Cerys Matthews can virtually surf the wave of affection that greets her as she trips on stage, but despite the cheers, the elfin figure in the white summer frock is beset with nerves. "I've no idea at all why it is," she confides, "but I'm shaking like a leaf tonight."
Matthews is back in action to promote Never Said Goodbye, her second solo album, which eschews the country leanings of her debut, Cockahoop, to return to the quirky guitar pop of her alma mater, Catatonia. It is a patchy record that is elevated tonight by sheer force of personality.

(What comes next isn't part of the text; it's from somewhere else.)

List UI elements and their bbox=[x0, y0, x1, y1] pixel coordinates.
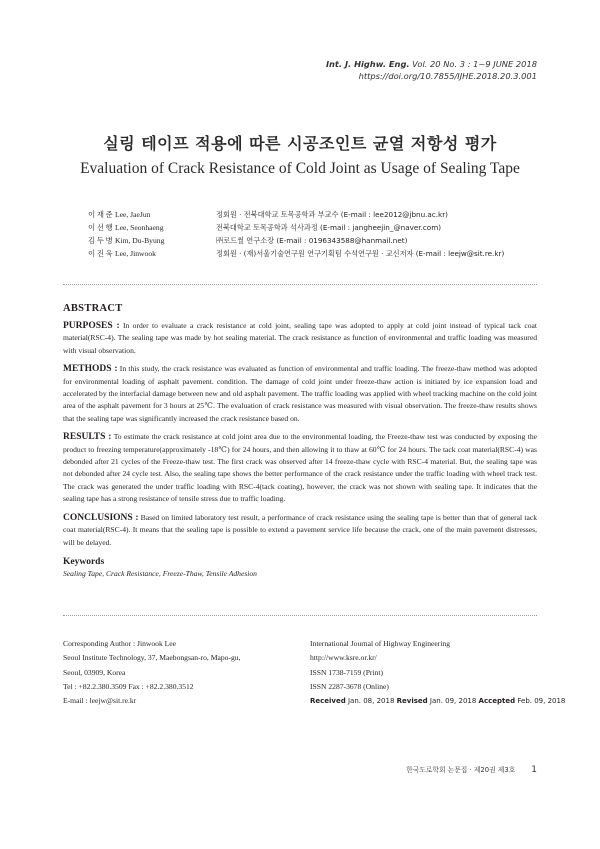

Never Said Goodbye is largely self-penned, and while Matthews is a sharp and sensitive wordsmith, many songs lack the killer melodies and harmonies to set them off. Streets of New York chronicles her recent sojourn in the US but its scratchy, dark dynamics never really get going.
She's better on Open Roads, a misty-eyed paean to lost love, and the edgy folk of Morning Sunshine. Her voice remains fantastic, all rolling vowels and flirty drawl, imparting the sometimes samey new material with clarity and charm.
The set is uneven but exhilarating. Matthews plays nothing from Catatonia's back catalogue, although a taste of their rough-edged alchemy would have been welcome, but treats us to a trippy cover of David Bowie's Soul Love, her keening voice searching out its darkest crannies. She closes with the turgid What Kind of Man, but it's to her credit that she renders even this baroque and bewitching. Matthews is a force of nature: if she recruited a similarly vivacious songwriting partner, she would be unstoppable.
· At Cambridge Folk Festival tonight, (01223 357851) then touring.